The Hoyas proved that they more than belonged on the court with the Orange, dominating the boards and mostly neutralizing Syracuse’s vaunted fast break. However, the Orange’s interior defense, led by Brazilian 7-footer Fab Melo, denied the Hoyas the easy buckets they needed to win.
Georgetown’s failure down low was glaring on the stat sheet. Freshman big man Mikael Hopkins saw 19 minutes, his most yet in conference play, and was 1-for-8 from the field. Senior center Henry Sims had an even worse night, going 1-for-12 from the field while struggling to stay on the court with foul trouble.
“He missed a bunch of lay-ups,” head coach John Thompson III said of Sims. “The ball just wouldn’t go in. He was getting the ball in pretty good position, right under the basket, right under the rim. I have to go back and look at the tape and debate and argue whether he was bumped or when he wasn’t bumped, but at the end of the day, he got it right there and the ball didn’t go in. It happens sometimes.”
Melo, the Orange’s sophomore center, wasn’t always causing the Hoyas’ misses down low, but it often felt that way. The big man played 39 minutes and posted 11 points, seven rebounds, and six blocks.
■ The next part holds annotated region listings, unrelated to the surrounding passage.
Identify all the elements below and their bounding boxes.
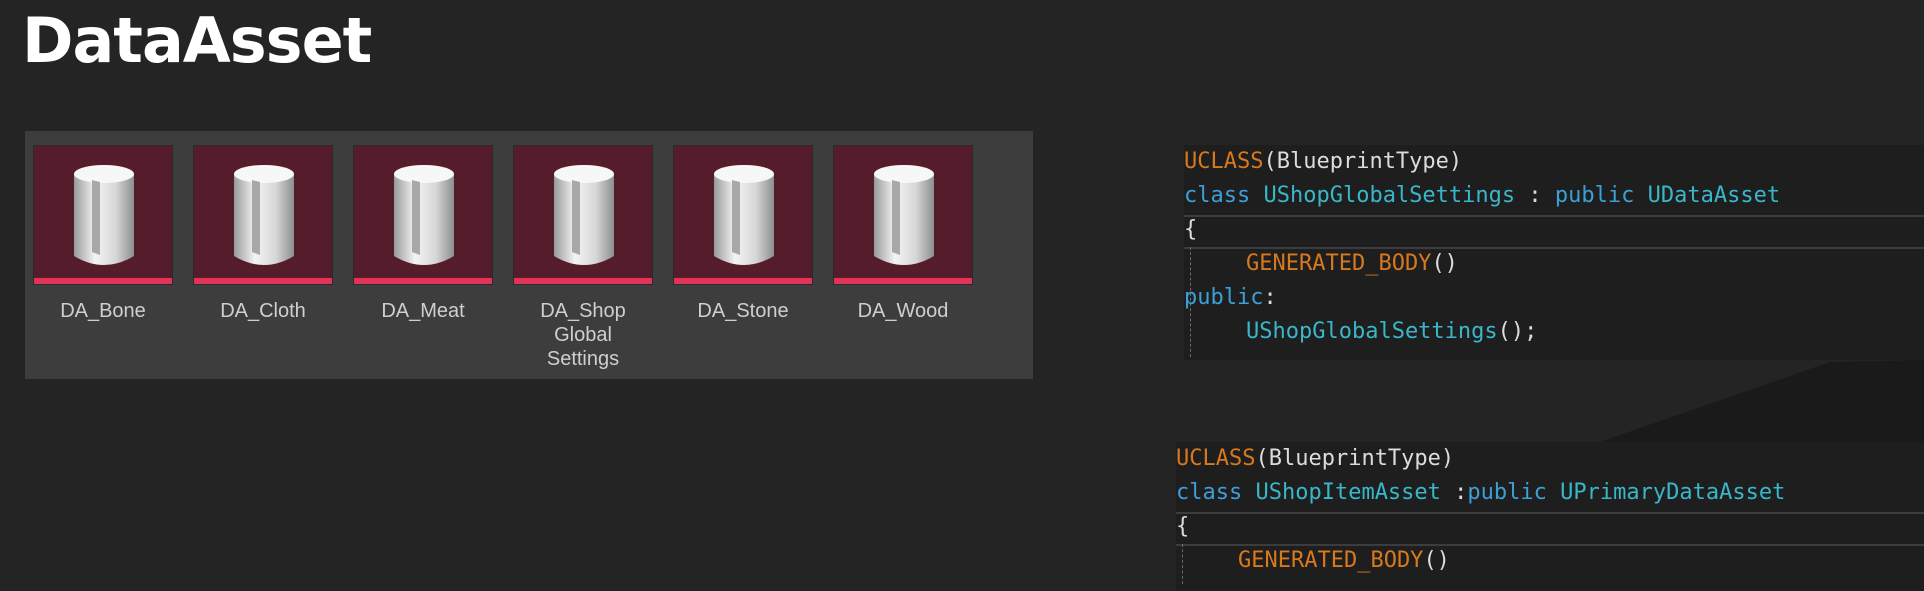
data-asset-icon bbox=[74, 165, 134, 265]
code-line-open-brace: { bbox=[1184, 217, 1198, 242]
asset-tile[interactable]: DA_Cloth bbox=[193, 145, 333, 323]
asset-label: DA_Bone bbox=[60, 300, 146, 322]
asset-type-stripe bbox=[354, 278, 492, 284]
code-line-class: class UShopGlobalSettings : public UData… bbox=[1184, 183, 1781, 208]
code-line-generated: GENERATED_BODY() bbox=[1246, 251, 1458, 276]
asset-tile[interactable]: DA_Shop Global Settings bbox=[513, 145, 653, 371]
asset-type-stripe bbox=[514, 278, 652, 284]
asset-thumbnail bbox=[193, 145, 333, 285]
asset-type-stripe bbox=[194, 278, 332, 284]
data-asset-icon bbox=[234, 165, 294, 265]
code-block-bottom: UCLASS(BlueprintType) class UShopItemAss… bbox=[1176, 442, 1924, 591]
asset-tile[interactable]: DA_Stone bbox=[673, 145, 813, 323]
asset-type-stripe bbox=[34, 278, 172, 284]
asset-thumbnail bbox=[353, 145, 493, 285]
slide-title: DataAsset bbox=[22, 4, 372, 77]
asset-label: DA_Stone bbox=[697, 300, 789, 322]
code-line-uclass: UCLASS(BlueprintType) bbox=[1176, 446, 1455, 471]
asset-thumbnail bbox=[673, 145, 813, 285]
asset-tile[interactable]: DA_Bone bbox=[33, 145, 173, 323]
code-line-open-brace: { bbox=[1176, 514, 1190, 539]
indent-guide bbox=[1182, 544, 1183, 584]
content-browser: DA_Bone DA_Cloth DA_Meat DA_Shop Global Setti… bbox=[25, 131, 1033, 379]
asset-label: DA_Cloth bbox=[220, 300, 306, 322]
data-asset-icon bbox=[874, 165, 934, 265]
asset-tile[interactable]: DA_Wood bbox=[833, 145, 973, 323]
asset-thumbnail bbox=[833, 145, 973, 285]
asset-tile[interactable]: DA_Meat bbox=[353, 145, 493, 323]
code-line-uclass: UCLASS(BlueprintType) bbox=[1184, 149, 1463, 174]
data-asset-icon bbox=[394, 165, 454, 265]
asset-label: DA_Wood bbox=[857, 300, 949, 322]
asset-thumbnail bbox=[33, 145, 173, 285]
current-line-highlight bbox=[1176, 512, 1924, 546]
code-line-ctor: UShopGlobalSettings(); bbox=[1246, 319, 1538, 344]
asset-type-stripe bbox=[674, 278, 812, 284]
data-asset-icon bbox=[714, 165, 774, 265]
data-asset-icon bbox=[554, 165, 614, 265]
asset-thumbnail bbox=[513, 145, 653, 285]
code-line-generated: GENERATED_BODY() bbox=[1238, 548, 1450, 573]
asset-type-stripe bbox=[834, 278, 972, 284]
code-line-class: class UShopItemAsset :public UPrimaryDat… bbox=[1176, 480, 1786, 505]
code-line-public: public: bbox=[1184, 285, 1277, 310]
asset-label: DA_Meat bbox=[381, 300, 465, 322]
current-line-highlight bbox=[1184, 215, 1924, 249]
asset-label: DA_Shop Global Settings bbox=[540, 300, 626, 370]
code-block-top: UCLASS(BlueprintType) class UShopGlobalS… bbox=[1184, 145, 1924, 360]
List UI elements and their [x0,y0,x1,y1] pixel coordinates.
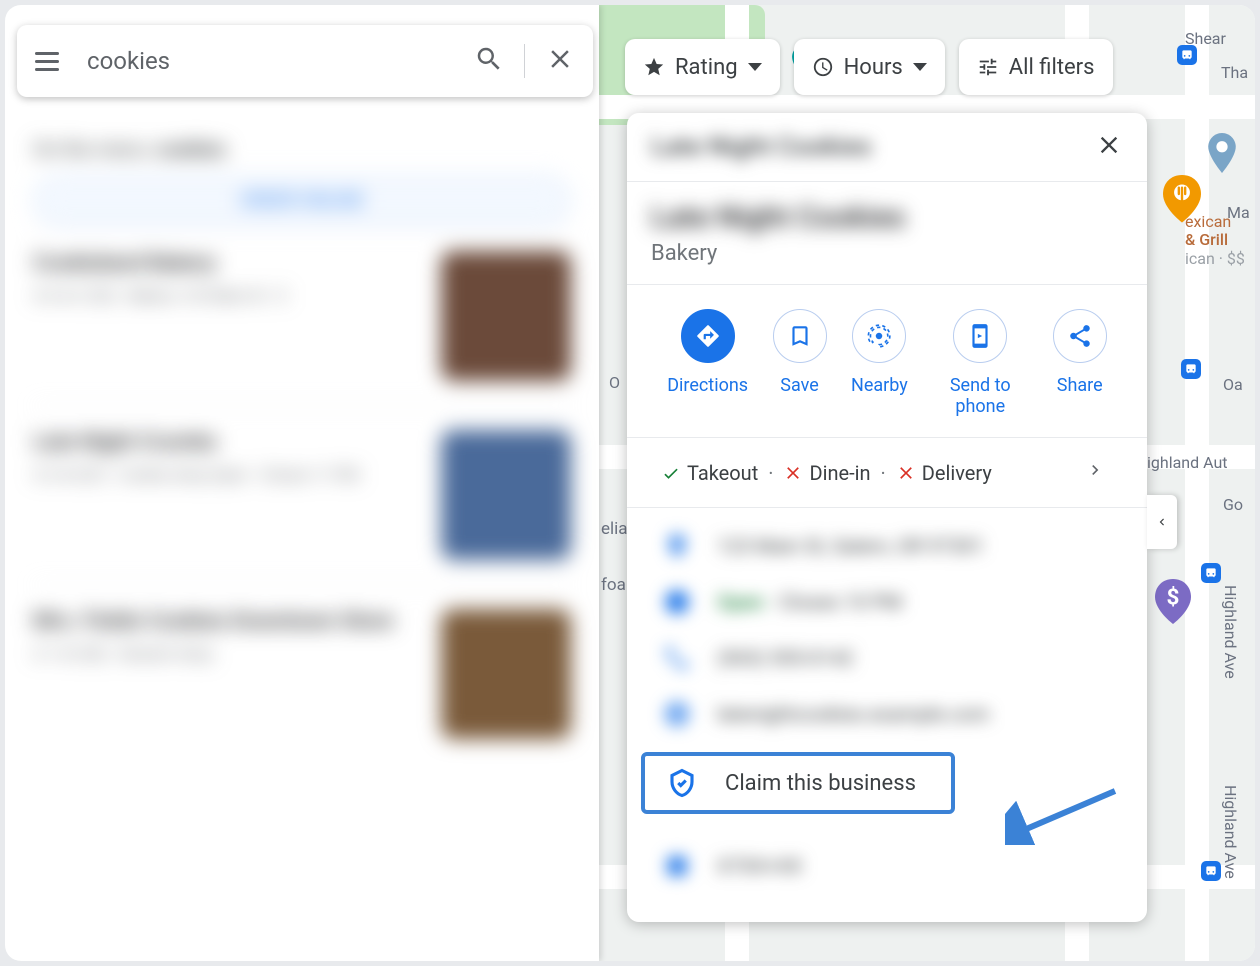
service-options-row[interactable]: Takeout · Dine-in · Delivery [651,438,1123,507]
share-button[interactable]: Share [1053,309,1107,417]
globe-icon [663,700,691,728]
map-pin-shopping[interactable]: $ [1155,579,1191,623]
search-result[interactable]: Late Night Crumbs 4.3 ★ (87) · Cookie sh… [33,405,571,584]
cross-icon [896,463,916,483]
service-dinein: Dine-in [783,461,870,485]
on-menu-hint: On the menu: cookies [33,131,571,175]
directions-button[interactable]: Directions [667,309,748,417]
menu-icon[interactable] [35,52,59,71]
phone-icon [663,644,691,672]
cross-icon [783,463,803,483]
chevron-down-icon [748,63,762,71]
action-row: Directions Save Nearby Send to phone Sha… [651,285,1123,437]
business-category: Bakery [651,241,1123,266]
map-poi-label: exican & Grill ican · $$ [1185,213,1245,268]
result-thumbnail [441,251,571,381]
result-subtitle: 4.1 ★ (54) · Dessert shop [33,642,421,666]
nearby-button[interactable]: Nearby [851,309,908,417]
info-phone[interactable]: (503) 555-0142 [651,630,1123,686]
info-website[interactable]: latenightcookies.example.com [651,686,1123,742]
action-label: Save [780,375,819,396]
clock-icon [812,56,834,78]
order-online-button[interactable]: ORDER ONLINE [33,175,571,226]
send-to-phone-button[interactable]: Send to phone [932,309,1028,417]
clock-icon [663,588,691,616]
search-input[interactable] [87,47,474,75]
check-icon [661,463,681,483]
phone-send-icon [953,309,1007,363]
business-name: Late Night Cookies [651,200,1123,235]
bookmark-icon [773,309,827,363]
map-label: O [609,373,620,392]
search-results-panel: On the menu: cookies ORDER ONLINE Cookie… [5,5,599,961]
bus-stop-icon[interactable] [1181,359,1201,379]
result-subtitle: 4.3 ★ (87) · Cookie shop Open · Closes 1… [33,463,421,487]
map-label: Tha [1221,63,1248,82]
clear-search-icon[interactable] [545,44,575,78]
star-icon [643,56,665,78]
tune-icon [977,56,999,78]
filter-label: All filters [1009,55,1095,80]
action-label: Share [1057,375,1103,396]
collapse-panel-button[interactable] [1147,495,1177,549]
map-pin[interactable] [1207,133,1237,173]
result-thumbnail [441,609,571,739]
bus-stop-icon[interactable] [1201,563,1221,583]
action-label: Send to phone [932,375,1028,417]
share-icon [1053,309,1107,363]
filter-all[interactable]: All filters [959,39,1113,95]
map-label: Oa [1223,375,1243,394]
result-thumbnail [441,430,571,560]
chevron-right-icon [1085,460,1105,485]
map-label: Go [1223,495,1243,514]
search-result[interactable]: Cookieland Bakery 4.6 ★ (120) · Bakery 1… [33,226,571,405]
search-bar [17,25,593,97]
pin-icon [663,532,691,560]
filter-label: Hours [844,55,903,80]
nearby-icon [852,309,906,363]
bus-stop-icon[interactable] [1201,861,1221,881]
chevron-down-icon [913,63,927,71]
info-address[interactable]: 123 Main St, Salem, OR 97301 [651,518,1123,574]
action-label: Nearby [851,375,908,396]
map-label: foa [601,575,626,595]
search-icon[interactable] [474,44,504,78]
map-label: Highland Ave [1221,785,1240,879]
claim-business-row[interactable]: Claim this business [651,742,1123,838]
directions-icon [681,309,735,363]
service-takeout: Takeout [661,461,758,485]
search-result[interactable]: Mrs. Fields Cookies Downtown Store 4.1 ★… [33,584,571,763]
info-hours[interactable]: Open · Closes 10 PM [651,574,1123,630]
card-title: Late Night Cookies [651,132,871,162]
action-label: Directions [667,375,748,396]
svg-text:$: $ [1167,585,1180,611]
filter-bar: Rating Hours All filters [625,39,1113,95]
result-title: Cookieland Bakery [33,251,421,276]
filter-label: Rating [675,55,738,80]
close-icon[interactable] [1095,131,1123,163]
map-label: ighland Aut [1147,453,1228,472]
filter-rating[interactable]: Rating [625,39,780,95]
divider [524,44,525,78]
result-title: Late Night Crumbs [33,430,421,455]
bus-stop-icon[interactable] [1177,45,1197,65]
result-subtitle: 4.6 ★ (120) · Bakery 123 Main St · $ [33,284,421,308]
map-label: Highland Ave [1221,585,1240,679]
service-delivery: Delivery [896,461,992,485]
business-detail-card: Late Night Cookies Late Night Cookies Ba… [627,113,1147,922]
plus-code-icon [663,852,691,880]
shield-check-icon [667,768,697,798]
save-button[interactable]: Save [773,309,827,417]
result-title: Mrs. Fields Cookies Downtown Store [33,609,421,634]
info-plus-code[interactable]: X7XX+XX [651,838,1123,894]
filter-hours[interactable]: Hours [794,39,945,95]
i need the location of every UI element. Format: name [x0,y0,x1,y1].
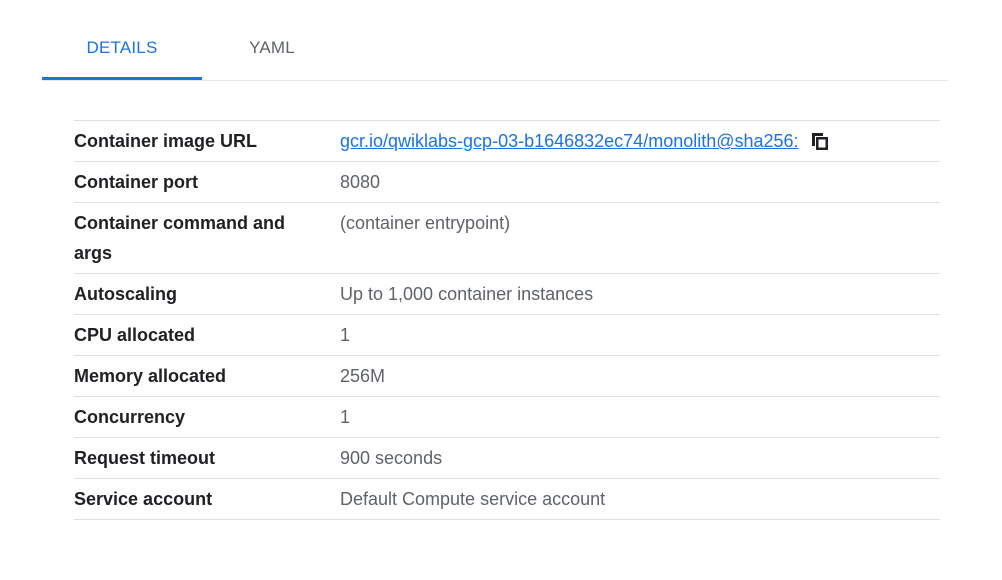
detail-label: Container command and args [74,213,286,263]
detail-value: 256M [340,366,386,386]
detail-value: 8080 [340,172,381,192]
detail-value: Default Compute service account [340,489,606,509]
detail-row-container-image-url: Container image URL gcr.io/qwiklabs-gcp-… [74,120,940,162]
detail-row-memory-allocated: Memory allocated 256M [74,356,940,397]
detail-label: Memory allocated [74,366,227,386]
detail-label: Service account [74,489,213,509]
detail-value: gcr.io/qwiklabs-gcp-03-b1646832ec74/mono… [340,121,940,162]
detail-label: Container port [74,172,198,192]
detail-value: 1 [340,407,351,427]
detail-row-concurrency: Concurrency 1 [74,397,940,438]
copy-icon[interactable] [809,130,831,152]
detail-row-service-account: Service account Default Compute service … [74,479,940,520]
detail-row-autoscaling: Autoscaling Up to 1,000 container instan… [74,274,940,315]
service-details-table: Container image URL gcr.io/qwiklabs-gcp-… [74,120,940,520]
detail-value: Up to 1,000 container instances [340,284,594,304]
detail-value: 1 [340,325,351,345]
detail-label: Request timeout [74,448,216,468]
detail-row-request-timeout: Request timeout 900 seconds [74,438,940,479]
detail-label: Concurrency [74,407,186,427]
detail-row-cpu-allocated: CPU allocated 1 [74,315,940,356]
detail-value: 900 seconds [340,448,443,468]
container-image-url-link[interactable]: gcr.io/qwiklabs-gcp-03-b1646832ec74/mono… [340,126,799,156]
tab-details[interactable]: DETAILS [42,28,202,80]
detail-row-container-port: Container port 8080 [74,162,940,203]
tab-yaml[interactable]: YAML [202,28,342,78]
detail-label: Autoscaling [74,284,178,304]
tab-bar: DETAILS YAML [42,28,948,81]
detail-label: Container image URL [74,131,258,151]
detail-value: (container entrypoint) [340,213,511,233]
detail-label: CPU allocated [74,325,196,345]
detail-row-container-command: Container command and args (container en… [74,203,940,274]
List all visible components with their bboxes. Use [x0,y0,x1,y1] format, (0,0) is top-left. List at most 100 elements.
“He’s just a big force down low,” freshman forward Otto Porter said. “He’s big—he can cover up a lot of space.”
Other than their performance under their basket, the Hoyas were as good as they could have hoped to be. Even if they couldn’t finish, they moved the ball effectively against Syracuse’s 2-3 zone defense, and they took control on the boards, outrebounding the Orange 52-35. The team even managed to weather a seven-minute stretch where its two seniors, Sims and Jason Clark, sat on the bench with foul trouble.
Porter led the Hoyas on the glass, grabbing 13 rebounds to go along with his team-high 14 points. Junior forward Hollis Thompson also had a double-double with 10 points and 10 boards.
“This is a disaster game as far as I’m concerned,” Syracuse head coach Jim Boeheim said. “I’m very disappointed, at this stage of the year, to get beat like that on the boards. You can miss shots—that’s part of the game—but you’ve got to find a way to rebound the ball better.”
While the Orange were hopeless on the boards, senior forward Kris Joseph compensated for his teammates’ deficiencies by simply putting the ball in the basket. The D.C. native torched the Hoyas for 29 points on 9-for-20 shooting, including 6-for-11 three-pointers.
“Kris bailed us out,” Boeheim said. “He made some shots for us. Nobody else really looked comfortable shooting the ball.”
Georgetown left Joseph wide open numerous times on the perimeter. He eventually punished them, making four of his last five threes, including the game winner with 29 seconds left in overtime.
That still left the Hoyas with plenty of time to tie the game. Their last possession went awry from the start, however, when Thompson was not allowed to check into the game coming out of a Hoyas timeout after not making it to the scorers’ table before the buzzer.
“I shouldn’t comment on Hollis not getting in,” Thompson III said after the game.
Without the sharpshooting junior, Thompson III said the plan was for Clark to work off a screen at the top of the key. But the Syracuse defense never allowed that play to develop, forcing Clark to dribble around the perimeter where he was eventually tied up by Orange guard Scoop Jardine, leading to a turnover with five seconds to go.
The Hoyas were left heartbroken while the 27,820 fans in attendance celebrated Boeheim’s 880th career win.
“It’s always fun to come up here and play in this atmosphere,” Clark said. “You do want to get a win for the last time you’re playing a team, so that’s heartbreaking. But we’ve just got to move on and take it one game at a time.”